Japan is set to launch its version of the U.S. National Institutes of Health, calling it the Japan Agency for Medical Research and Development, or AMED. The "Japanese NIH" becomes official April 1, to focus on new drugs and devices.

AMED begins with a $1.2 billion budget, and although called the Japanese NIH, its approach to coordinating research and development in health areas is more like that of the United Kingdom.

The government was motivated to make the change, in part, to trim the widely criticized time it takes to get a drug from the basic-research stage to the Japanese market and to help reduce the nation's trade deficit in pharmaceuticals and medical devices that reached as high as $17 billion in 2011.

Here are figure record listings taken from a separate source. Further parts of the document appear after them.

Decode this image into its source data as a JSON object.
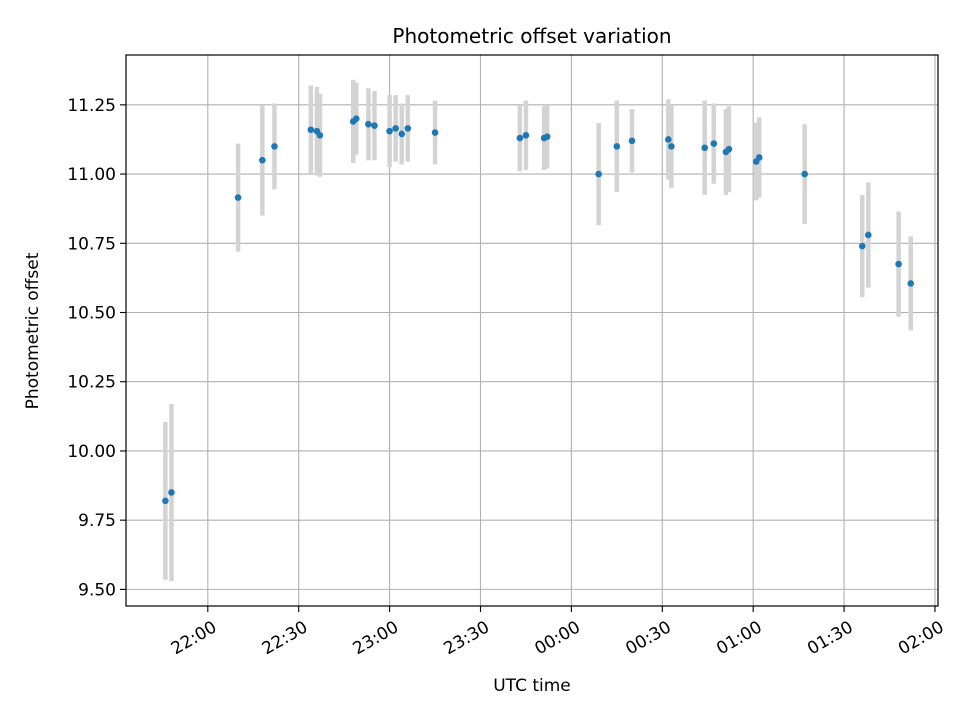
{
  "chart_data": {
    "type": "scatter",
    "title": "Photometric offset variation",
    "xlabel": "UTC time",
    "ylabel": "Photometric offset",
    "x_tick_labels": [
      "22:00",
      "22:30",
      "23:00",
      "23:30",
      "00:00",
      "00:30",
      "01:00",
      "01:30",
      "02:00"
    ],
    "y_tick_labels": [
      "9.50",
      "9.75",
      "10.00",
      "10.25",
      "10.50",
      "10.75",
      "11.00",
      "11.25"
    ],
    "y_ticks": [
      9.5,
      9.75,
      10.0,
      10.25,
      10.5,
      10.75,
      11.0,
      11.25
    ],
    "xlim": [
      "21:33",
      "02:01"
    ],
    "ylim": [
      9.44,
      11.43
    ],
    "grid": true,
    "colors": {
      "marker": "#1f77b4",
      "errorbar": "#d3d3d3",
      "grid": "#b0b0b0"
    },
    "series": [
      {
        "points": [
          {
            "t": "21:46",
            "y": 9.82,
            "err": 0.285
          },
          {
            "t": "21:48",
            "y": 9.85,
            "err": 0.32
          },
          {
            "t": "22:10",
            "y": 10.915,
            "err": 0.195
          },
          {
            "t": "22:18",
            "y": 11.05,
            "err": 0.2
          },
          {
            "t": "22:22",
            "y": 11.1,
            "err": 0.155
          },
          {
            "t": "22:34",
            "y": 11.16,
            "err": 0.16
          },
          {
            "t": "22:36",
            "y": 11.155,
            "err": 0.16
          },
          {
            "t": "22:37",
            "y": 11.14,
            "err": 0.15
          },
          {
            "t": "22:48",
            "y": 11.19,
            "err": 0.15
          },
          {
            "t": "22:49",
            "y": 11.2,
            "err": 0.13
          },
          {
            "t": "22:53",
            "y": 11.18,
            "err": 0.13
          },
          {
            "t": "22:55",
            "y": 11.175,
            "err": 0.125
          },
          {
            "t": "23:00",
            "y": 11.155,
            "err": 0.13
          },
          {
            "t": "23:02",
            "y": 11.165,
            "err": 0.12
          },
          {
            "t": "23:04",
            "y": 11.145,
            "err": 0.11
          },
          {
            "t": "23:06",
            "y": 11.165,
            "err": 0.12
          },
          {
            "t": "23:15",
            "y": 11.15,
            "err": 0.115
          },
          {
            "t": "23:43",
            "y": 11.13,
            "err": 0.12
          },
          {
            "t": "23:45",
            "y": 11.14,
            "err": 0.125
          },
          {
            "t": "23:51",
            "y": 11.13,
            "err": 0.115
          },
          {
            "t": "23:52",
            "y": 11.135,
            "err": 0.115
          },
          {
            "t": "00:09",
            "y": 11.0,
            "err": 0.185
          },
          {
            "t": "00:15",
            "y": 11.1,
            "err": 0.165
          },
          {
            "t": "00:20",
            "y": 11.12,
            "err": 0.115
          },
          {
            "t": "00:32",
            "y": 11.125,
            "err": 0.145
          },
          {
            "t": "00:33",
            "y": 11.1,
            "err": 0.15
          },
          {
            "t": "00:44",
            "y": 11.095,
            "err": 0.17
          },
          {
            "t": "00:47",
            "y": 11.11,
            "err": 0.145
          },
          {
            "t": "00:51",
            "y": 11.08,
            "err": 0.155
          },
          {
            "t": "00:52",
            "y": 11.09,
            "err": 0.155
          },
          {
            "t": "01:01",
            "y": 11.045,
            "err": 0.14
          },
          {
            "t": "01:02",
            "y": 11.06,
            "err": 0.145
          },
          {
            "t": "01:17",
            "y": 11.0,
            "err": 0.18
          },
          {
            "t": "01:36",
            "y": 10.74,
            "err": 0.185
          },
          {
            "t": "01:38",
            "y": 10.78,
            "err": 0.19
          },
          {
            "t": "01:48",
            "y": 10.675,
            "err": 0.19
          },
          {
            "t": "01:52",
            "y": 10.605,
            "err": 0.17
          }
        ]
      }
    ]
  }
}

As is the U.S. NIH, AMED is intended to function as an independent institution to steer and fund studies of new drug treatments and medical devices. In Japan, there is a need for new treatments useful to a fast-aging society.

AMED is to open with studies transferred from various other institutions, including research universities, to be put under its umbrella as a single point of contact for collaboration in the field in Japan.

Many of its responsibilities are to be phased in over a 5-year period.

With the move, the government, in effect, dispenses with an R&D system that operated insufficiently, with medical research shared by three ministries: health, education and commerce.